La Bête et la Belle : le cri du corps


Alice traverse le miroir, la Belle traverse son armoire.
Pas de reine de cœur ni de roi blanc, mais des doudous transformés en bestiaire fantasmagorique. Surtout le rouge, le préféré de la Belle (Julie Loria, enfantine, légère, presque transparente).
Ce sont alors des centaures à croupes et queues devant, des grues étranges – certaines d'entre elles sont des danseurs travestis, des queues – de pies, de couleuvres, de cobras.
Danse de symboles à peine masqués.



Il y a là le Marlou, faucheux en costume mafieux flanqué de ses deux autruches, qui tente d'engluer la Belle dans ses longues pattes (belle performance de Jérémy Leydier et de ses béquilles). Le Cygne et le Vautour, robe fluide et redingote décharnée, beauté et laideur, amour et mort, Eros et Thanatos que tire la Bête en fardeaux sur sa longue peau hirsute.




Le Toroador, Escamillo en habit de lumière et strass très moulant qui fait le beau devant sa
cuadrilla bizarre et tente de violer la Belle (solo athlétique de Kazbek Akhmedyarov, qui en perd presque l'équilibre). Mais ces bêtes-là ne sont que des caricatures.
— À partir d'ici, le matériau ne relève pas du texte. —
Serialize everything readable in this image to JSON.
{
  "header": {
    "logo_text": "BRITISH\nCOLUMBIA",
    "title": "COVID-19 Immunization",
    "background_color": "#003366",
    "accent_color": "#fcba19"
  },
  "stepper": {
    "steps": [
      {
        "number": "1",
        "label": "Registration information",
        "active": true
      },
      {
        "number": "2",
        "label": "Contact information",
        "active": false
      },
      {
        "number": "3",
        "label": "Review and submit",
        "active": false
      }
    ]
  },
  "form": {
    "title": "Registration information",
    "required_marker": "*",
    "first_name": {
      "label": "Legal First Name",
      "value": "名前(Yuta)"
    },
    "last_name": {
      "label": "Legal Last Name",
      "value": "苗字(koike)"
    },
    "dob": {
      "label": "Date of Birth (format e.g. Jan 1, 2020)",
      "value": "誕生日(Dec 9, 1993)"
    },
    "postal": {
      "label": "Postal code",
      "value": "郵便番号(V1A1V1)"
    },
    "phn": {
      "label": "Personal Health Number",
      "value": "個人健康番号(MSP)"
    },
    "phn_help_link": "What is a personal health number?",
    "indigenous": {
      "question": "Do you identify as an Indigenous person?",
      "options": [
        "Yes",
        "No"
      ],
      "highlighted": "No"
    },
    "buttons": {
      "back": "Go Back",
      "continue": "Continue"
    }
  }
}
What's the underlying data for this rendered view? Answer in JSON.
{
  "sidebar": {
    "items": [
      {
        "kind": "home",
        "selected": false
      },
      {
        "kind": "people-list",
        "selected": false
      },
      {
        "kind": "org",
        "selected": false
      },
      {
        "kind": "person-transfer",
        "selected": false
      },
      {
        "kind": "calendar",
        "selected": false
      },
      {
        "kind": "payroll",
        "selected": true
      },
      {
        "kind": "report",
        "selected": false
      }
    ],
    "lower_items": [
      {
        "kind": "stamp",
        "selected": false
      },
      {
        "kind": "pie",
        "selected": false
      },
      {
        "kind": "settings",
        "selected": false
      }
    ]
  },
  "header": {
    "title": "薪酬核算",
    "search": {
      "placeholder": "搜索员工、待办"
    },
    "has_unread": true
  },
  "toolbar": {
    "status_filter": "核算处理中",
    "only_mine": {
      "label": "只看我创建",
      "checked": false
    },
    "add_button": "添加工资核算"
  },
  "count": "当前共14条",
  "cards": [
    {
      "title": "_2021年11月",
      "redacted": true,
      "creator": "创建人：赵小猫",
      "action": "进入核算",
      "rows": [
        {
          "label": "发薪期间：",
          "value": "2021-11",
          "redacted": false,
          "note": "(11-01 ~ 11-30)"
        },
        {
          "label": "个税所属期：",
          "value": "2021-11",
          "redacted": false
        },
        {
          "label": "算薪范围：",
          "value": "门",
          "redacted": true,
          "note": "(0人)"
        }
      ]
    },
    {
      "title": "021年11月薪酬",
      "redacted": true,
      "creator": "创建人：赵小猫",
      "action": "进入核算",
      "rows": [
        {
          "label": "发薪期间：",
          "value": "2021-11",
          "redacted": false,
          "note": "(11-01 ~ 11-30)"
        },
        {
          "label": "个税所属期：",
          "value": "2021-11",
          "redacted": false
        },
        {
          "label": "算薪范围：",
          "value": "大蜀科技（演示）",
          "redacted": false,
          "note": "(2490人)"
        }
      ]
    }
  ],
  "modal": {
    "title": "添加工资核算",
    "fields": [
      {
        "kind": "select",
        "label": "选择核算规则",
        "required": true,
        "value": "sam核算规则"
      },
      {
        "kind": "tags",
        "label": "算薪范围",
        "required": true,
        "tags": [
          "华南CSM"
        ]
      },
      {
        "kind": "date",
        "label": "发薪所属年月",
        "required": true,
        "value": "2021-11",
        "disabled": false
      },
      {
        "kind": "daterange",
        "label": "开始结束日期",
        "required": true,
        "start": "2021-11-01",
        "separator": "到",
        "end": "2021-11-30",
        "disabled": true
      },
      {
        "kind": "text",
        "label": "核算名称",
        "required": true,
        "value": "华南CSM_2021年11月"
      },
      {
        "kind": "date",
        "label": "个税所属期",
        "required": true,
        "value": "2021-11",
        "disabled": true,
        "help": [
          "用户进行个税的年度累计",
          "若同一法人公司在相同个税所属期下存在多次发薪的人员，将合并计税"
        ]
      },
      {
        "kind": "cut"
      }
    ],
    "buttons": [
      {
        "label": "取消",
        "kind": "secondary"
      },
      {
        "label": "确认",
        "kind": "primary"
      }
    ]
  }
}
La Bête très humaine [1], très belle, torture son corps parfait et son beau visage dans des contorsions, chocs et grimaces qui sont autant de plaintes, d'appels. Takafumi Watanabe donne corps et cris à une époustouflante incarnation, violente et sensuelle, du désir.



Mais l'armoire a son autre face, celle du vrai monde, avec ses conventions bien habillées et boutonnées jusqu'au cou. Ici les animaux obéissent à l'homme et doivent anéantir les Bêtes lorsque sonne l'hallali. Quelques longueurs dans cette partie plus convenue. Jusqu'à ce que la Belle choisisse de se dépouiller de ses oripeaux comme il faut et de se retrouver nue, comme la Bête, pour une magnifique union charnelle, tel le Sacre de deux Elus. Le printemps de la belle, éclose au pied de son armoire. Elle n'a plus besoin de doudous, elle danse avec le costume fantastique de la Bête.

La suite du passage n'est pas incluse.